On nous garantissait une procédure encadrée. Nous découvrons que celle-ci sera expéditive : une simple demande orale, formulée sans témoin, ce qui n’existe nulle part ailleurs dans le monde, devant « un médecin » dont les compétences en matière d’accompagnement de la fin de vie sont indéfinies, sans procédure collégiale, suffira à obtenir la mort. Des proches pourront pratiquer le geste mortel, ce qu’une fois encore, aucun autre pays n’a envisagé, avec les risques de traumatismes ou d’abus que cela pourrait entraîner. On s’aperçoit que le geste létal pourrait être pratiqué n’importe où, sans prévention quant aux dérives prévisibles.

On parlait d’un « modèle français ». Or la seule exception française se situe dans la coercition qu’imposerait ce texte : aux pharmaciens, dépourvus de clause de conscience ; aux établissements sanitaires et aux établissements médico-sociaux qui seraient « tenus » d’organiser la procédure mortelle en leurs murs ; à l’ensemble des soignants enfin, dont l’engagement même sera menacé par un « délit d’entrave » face à un désir de mourir. Celui-ci viendrait les réduire au rôle de prestataires de service, désarmés face aux demandes de mort et confrontés à un risque de judiciarisation. Et qu’en sera -t-il de ce délit d’entrave face à nos efforts de prévention du suicide ?

Ce texte instaure une profonde fracture de notre société qui pèsera avant tout sur les personnes les plus vulnérables. Ce que nous prédisions depuis des mois s’est réalisé en quelques jours par l’adoption des amendements proposés par des membres de la commission spéciale et les « conditions strictes » ont disparu avant même la première lecture à l’Assemblée.

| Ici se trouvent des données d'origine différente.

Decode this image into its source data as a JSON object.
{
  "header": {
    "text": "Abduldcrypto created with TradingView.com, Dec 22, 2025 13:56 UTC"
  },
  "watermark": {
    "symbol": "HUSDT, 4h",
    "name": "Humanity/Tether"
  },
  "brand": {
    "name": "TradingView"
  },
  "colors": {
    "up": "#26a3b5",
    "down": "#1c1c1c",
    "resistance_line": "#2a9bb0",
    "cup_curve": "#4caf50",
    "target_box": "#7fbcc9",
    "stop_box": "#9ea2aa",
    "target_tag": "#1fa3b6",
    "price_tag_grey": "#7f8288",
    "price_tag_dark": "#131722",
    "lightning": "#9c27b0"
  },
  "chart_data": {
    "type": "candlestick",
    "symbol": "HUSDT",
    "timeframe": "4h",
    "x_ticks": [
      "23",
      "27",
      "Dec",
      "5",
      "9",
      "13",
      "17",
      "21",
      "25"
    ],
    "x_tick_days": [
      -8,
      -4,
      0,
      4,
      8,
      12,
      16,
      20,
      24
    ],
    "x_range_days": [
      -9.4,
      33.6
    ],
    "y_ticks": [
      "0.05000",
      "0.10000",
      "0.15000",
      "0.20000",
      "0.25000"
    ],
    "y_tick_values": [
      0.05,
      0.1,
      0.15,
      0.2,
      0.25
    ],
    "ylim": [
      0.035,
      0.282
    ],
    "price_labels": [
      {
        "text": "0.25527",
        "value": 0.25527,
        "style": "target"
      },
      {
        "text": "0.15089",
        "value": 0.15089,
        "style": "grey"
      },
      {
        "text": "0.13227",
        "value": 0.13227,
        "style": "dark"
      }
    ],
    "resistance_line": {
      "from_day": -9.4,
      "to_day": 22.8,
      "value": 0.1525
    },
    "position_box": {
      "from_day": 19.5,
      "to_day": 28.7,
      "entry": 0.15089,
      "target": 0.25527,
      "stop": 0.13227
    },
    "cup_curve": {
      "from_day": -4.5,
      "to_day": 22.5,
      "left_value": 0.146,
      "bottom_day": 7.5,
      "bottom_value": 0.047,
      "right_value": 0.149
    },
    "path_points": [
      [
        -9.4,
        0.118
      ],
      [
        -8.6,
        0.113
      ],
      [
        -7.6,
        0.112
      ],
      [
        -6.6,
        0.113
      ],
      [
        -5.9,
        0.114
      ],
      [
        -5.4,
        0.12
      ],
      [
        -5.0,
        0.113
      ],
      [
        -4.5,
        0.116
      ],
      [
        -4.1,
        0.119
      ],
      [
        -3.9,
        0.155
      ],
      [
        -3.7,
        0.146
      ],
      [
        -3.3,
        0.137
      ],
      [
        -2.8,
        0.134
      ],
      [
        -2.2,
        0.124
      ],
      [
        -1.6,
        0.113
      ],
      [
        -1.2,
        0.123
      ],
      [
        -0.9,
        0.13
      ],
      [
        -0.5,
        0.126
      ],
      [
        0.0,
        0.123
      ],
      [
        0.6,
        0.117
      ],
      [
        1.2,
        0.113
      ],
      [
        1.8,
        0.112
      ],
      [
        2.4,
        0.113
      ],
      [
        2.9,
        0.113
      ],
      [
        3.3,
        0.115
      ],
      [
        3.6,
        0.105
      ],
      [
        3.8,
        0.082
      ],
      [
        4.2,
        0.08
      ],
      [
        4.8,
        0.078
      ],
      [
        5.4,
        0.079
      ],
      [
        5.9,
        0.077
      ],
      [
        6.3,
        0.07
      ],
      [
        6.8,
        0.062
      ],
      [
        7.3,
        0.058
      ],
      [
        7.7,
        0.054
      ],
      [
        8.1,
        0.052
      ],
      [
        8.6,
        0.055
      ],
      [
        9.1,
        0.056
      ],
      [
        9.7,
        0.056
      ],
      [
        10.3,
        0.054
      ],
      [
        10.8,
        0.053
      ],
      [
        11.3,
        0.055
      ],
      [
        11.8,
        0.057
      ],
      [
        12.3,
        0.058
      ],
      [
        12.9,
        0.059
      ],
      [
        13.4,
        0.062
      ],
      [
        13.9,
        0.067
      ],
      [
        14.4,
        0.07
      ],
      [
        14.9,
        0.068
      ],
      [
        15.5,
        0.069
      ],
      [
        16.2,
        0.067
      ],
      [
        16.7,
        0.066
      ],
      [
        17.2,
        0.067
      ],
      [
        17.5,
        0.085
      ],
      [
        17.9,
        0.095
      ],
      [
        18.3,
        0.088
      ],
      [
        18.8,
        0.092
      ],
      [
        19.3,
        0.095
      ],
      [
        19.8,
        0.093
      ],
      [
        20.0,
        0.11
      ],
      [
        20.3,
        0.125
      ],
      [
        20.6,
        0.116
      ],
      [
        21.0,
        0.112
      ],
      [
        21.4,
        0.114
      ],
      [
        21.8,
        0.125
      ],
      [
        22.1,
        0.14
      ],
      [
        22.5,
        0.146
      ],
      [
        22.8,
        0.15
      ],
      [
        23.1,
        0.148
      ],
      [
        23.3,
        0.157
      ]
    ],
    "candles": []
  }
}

Mesdames et messieurs les député-es, rappelez-vous : durant l’épidémie de COVID, vous applaudissiez les soignants aux fenêtres de vos enfermements. La République privilégiait avant tout les valeurs du soin et nous demandait de nous mobiliser avec force et parfois témérité.

Mesdames et messieurs les député-es, que devons-nous faire pour être écoutés ? Aidez-nous à sauvegarder ces valeurs du soin, elles portent en elles les valeurs de la société de demain.